Problem is that I can't able to find the point of intersection of the curves.
On
To find a common tangent line between the two curves means to find a line that is tangent to both curves. By means of (implicit) differentiation you can find the slope of each curve at each point, and from there you can determine the tangent line at each point.
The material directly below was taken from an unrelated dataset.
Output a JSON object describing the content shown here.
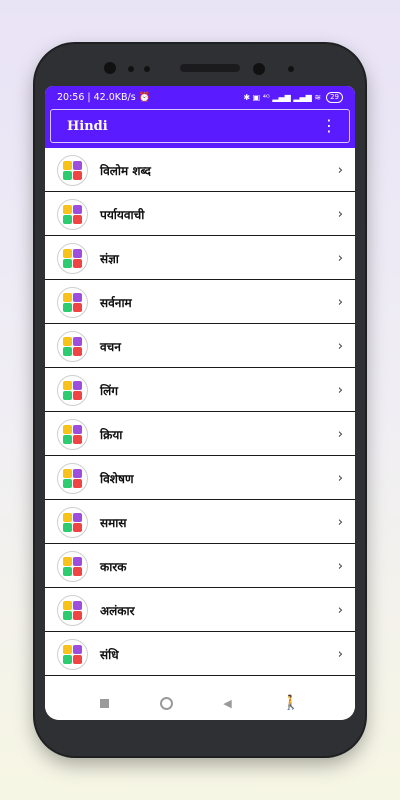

This gives you two collections of tangent lines; the two sets of tangent lines of the two curves. Now it remains to find lines that are in both collections; these are the common tangents between the curves.
On
The tangent of $y=x^3$ at $(x_0,y_0)$: $$ y= 3 x_0 ^2 x - 2 x_0 ^3 \tag1 $$ the tangent of $ 112 x^2 + y^2 = 112$ at $(x_1, y_1)$: $$ 112 x_1 x + y_1 y =112 \tag2 $$ and an equation $$ 112 x_1 ^2 + y_1 ^2 =112 \tag3 $$ Combine formula $(1),(2),(3)$ to solve $x_0,x_1,y_1$. the slope is the same, so $$ \frac{-112x_1}{y_1} = 3 x_0 ^2 \tag4 $$ combine $2$ and $4$: $$ y - 3 x_0 ^2 x = \frac{112}{y_1} \tag5 $$ so we have $$ \begin{align} x_1 &= \frac{3}{2x_0}\\ y_1 &= \frac{-56}{x_0 ^3} \end{align} $$ substitute $3$ and obtain $$ (x_0 ^2 -4)[4 x_0 ^4 + 7x_0 ^2 +28 ] =0 $$ the solution in real number is $x_0 = \pm 2$, so the tangent lines are $$ y = 12x \pm 16 $$
$y=mx+n$ is a tangent to ellipse $\frac{x^2}{a^2}+\frac{y^2}{b^2}=1$ iff $n^2=a^2m^2+b^2$.
Let $(t,t^3)$ is touching point of the tangent to the graph of $y=x^3$.
Thus, $y-t^3=3t^2(x-t)$ or $y=3t^2x-2t^3$ is an equation of the common tangent.
Thus, $$(-2t^3)^2=1\cdot(3t^2)^2+112.$$ Can you end it now?